5.8 magnitude earthquake, Mineral, VAToday a moderately powerful earthquake rattled Washington, D.C. and was felt as far north as Massachusetts. Sitting here, feeling the earthquake shake my desk and water glass in central New York State, hundreds of miles from the epicenter, I was reminded that we are never far from the risk of natural disaster.

The Washington Post’s Jason Samenow wrote today that aftershocks are a significant concern. Although the 5.9 magnitude quake did not appear to cause significant damage, earthquakes are rare in the region and people are ill-prepared for them.
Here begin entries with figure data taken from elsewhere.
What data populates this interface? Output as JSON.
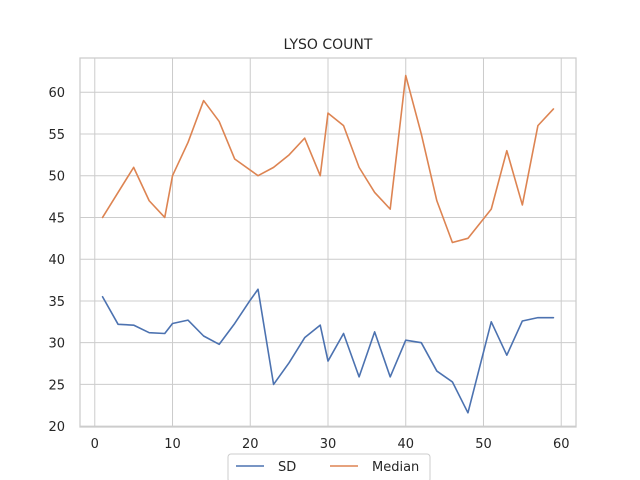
{
  "chart_data": {
    "type": "line",
    "title": "LYSO COUNT",
    "xlabel": "",
    "ylabel": "",
    "xlim": [
      -1.9,
      61.9
    ],
    "ylim": [
      19.9,
      64.1
    ],
    "xticks": [
      0,
      10,
      20,
      30,
      40,
      50,
      60
    ],
    "yticks": [
      20,
      25,
      30,
      35,
      40,
      45,
      50,
      55,
      60
    ],
    "grid": true,
    "legend_position": "bottom-center",
    "series": [
      {
        "name": "SD",
        "color": "#4c72b0",
        "x": [
          1,
          3,
          5,
          7,
          9,
          10,
          12,
          14,
          16,
          18,
          20,
          21,
          23,
          25,
          27,
          29,
          30,
          32,
          34,
          36,
          38,
          40,
          42,
          44,
          46,
          48,
          51,
          53,
          55,
          57,
          59
        ],
        "y": [
          35.5,
          32.2,
          32.1,
          31.2,
          31.1,
          32.3,
          32.7,
          30.8,
          29.8,
          32.3,
          35.1,
          36.4,
          25.0,
          27.6,
          30.6,
          32.1,
          27.8,
          31.1,
          25.9,
          31.3,
          25.9,
          30.3,
          30.0,
          26.6,
          25.3,
          21.6,
          32.5,
          28.5,
          32.6,
          33.0,
          33.0
        ]
      },
      {
        "name": "Median",
        "color": "#dd8452",
        "x": [
          1,
          5,
          7,
          9,
          10,
          12,
          14,
          16,
          18,
          21,
          23,
          25,
          27,
          29,
          30,
          32,
          34,
          36,
          38,
          40,
          42,
          44,
          46,
          48,
          51,
          53,
          55,
          57,
          59
        ],
        "y": [
          45,
          51,
          47,
          45,
          50,
          54,
          59,
          56.5,
          52,
          50,
          51,
          52.5,
          54.5,
          50,
          57.5,
          56,
          51,
          48,
          46,
          62,
          55,
          47,
          42,
          42.5,
          46,
          53,
          46.5,
          56,
          58
        ]
      }
    ]
  }
}
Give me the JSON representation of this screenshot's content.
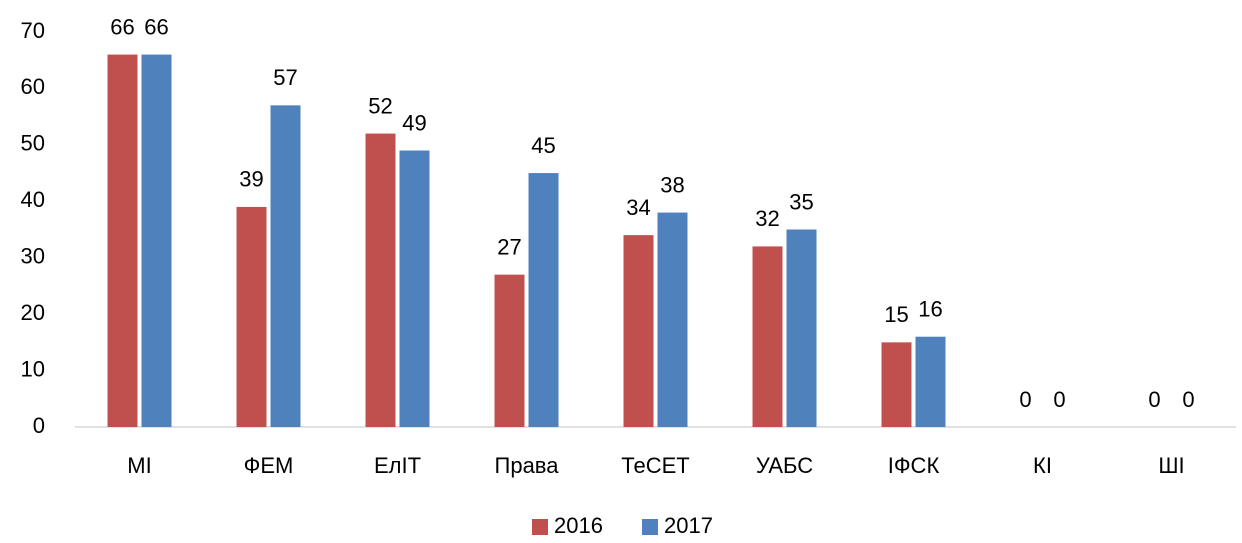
{
  "chart_data": {
    "type": "bar",
    "categories": [
      "МІ",
      "ФЕМ",
      "ЕлІТ",
      "Права",
      "ТеСЕТ",
      "УАБС",
      "ІФСК",
      "КІ",
      "ШІ"
    ],
    "series": [
      {
        "name": "2016",
        "color": "#c0504d",
        "values": [
          66,
          39,
          52,
          27,
          34,
          32,
          15,
          0,
          0
        ]
      },
      {
        "name": "2017",
        "color": "#4f81bd",
        "values": [
          66,
          57,
          49,
          45,
          38,
          35,
          16,
          0,
          0
        ]
      }
    ],
    "ylim": [
      0,
      70
    ],
    "yticks": [
      0,
      10,
      20,
      30,
      40,
      50,
      60,
      70
    ],
    "grid": false,
    "legend": "bottom"
  }
}
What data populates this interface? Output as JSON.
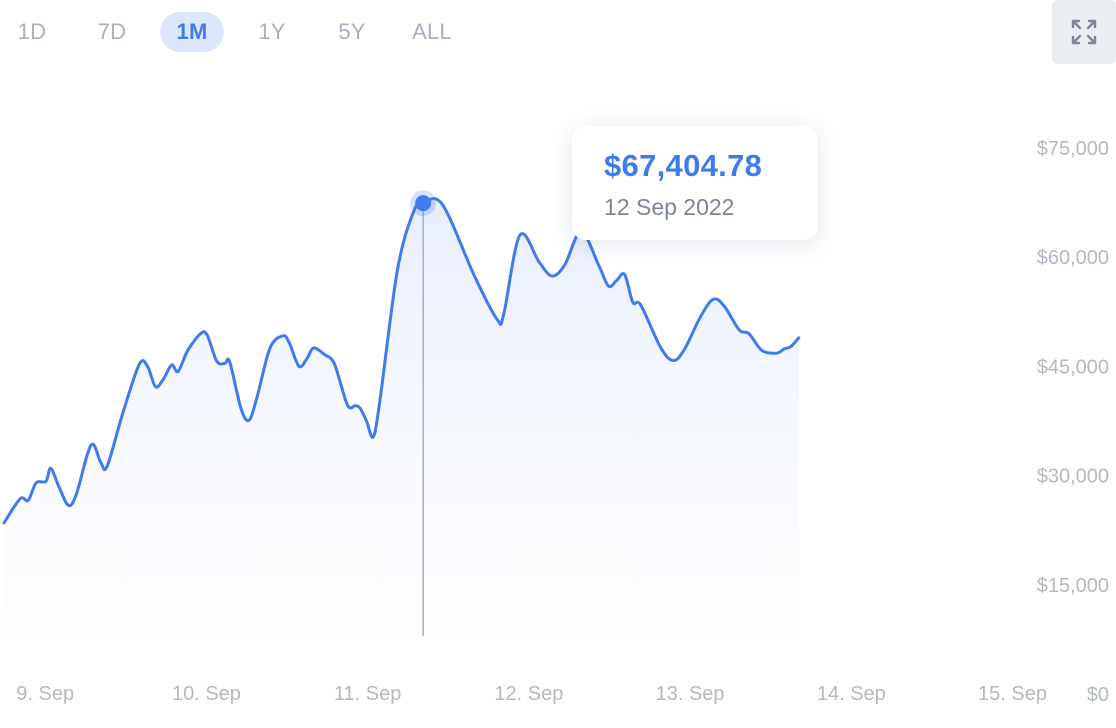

According to the Post: “McNutt, director of USGS expressed a concern that the earlier quake will precede something more powerful: ‘What the concern is, of course, is that this is a foreshock. If it’s a foreshock, then the worse is yet to come.’ If not a foreshock, Mike Blanpied, associate coordinator for the USGS earthquakes hazards program cautioned aftershocks are possible: ‘Aftershocks could go on for days, weeks, or even months. They’re most likely to be felt under the next three or four days.’”

It got me thinking to ways that risk and data analysis techniques that we use every day in business applications could be applied in this situation. After all, the use of Monte Carlo simulation and and decision trees in DecisionTools Suite software has been used to cope with natural disasters – from volcanoes to hurricanes.

A few years ago the US Geological Survey asked the same question in an interesting study on the use of Monte Carlo simulation for the prediction of aftershocks in California. The paper, published in 2008, notes the typical absence of data specific to a particular earthquake site and examines the usefulness of Monte Carlo simulation for “assessing recurrence from limited paleoearthquake records.” In the absence of data, Monte Carlo simulation can be quite effective.

In a similar situation, the use of neural networks was examined by researchers in China to get a handle on the risk of aftershocks from the enormous 2009 Sichuan province quake. In their paper, published by the Journal of Sustainable Energy and the Environment in 2009, data from initial aftershocks was provided to a neural network so that it could “learn” any patterns in the aftershocks. These patterns were then used to predict future tremors. The concentration and trend of the aftershocks was predicted “precisely,” according to researchers.

In science as well as business, quantitative risk and decision analysis techniques produce tangible benefits that directly impact many of us.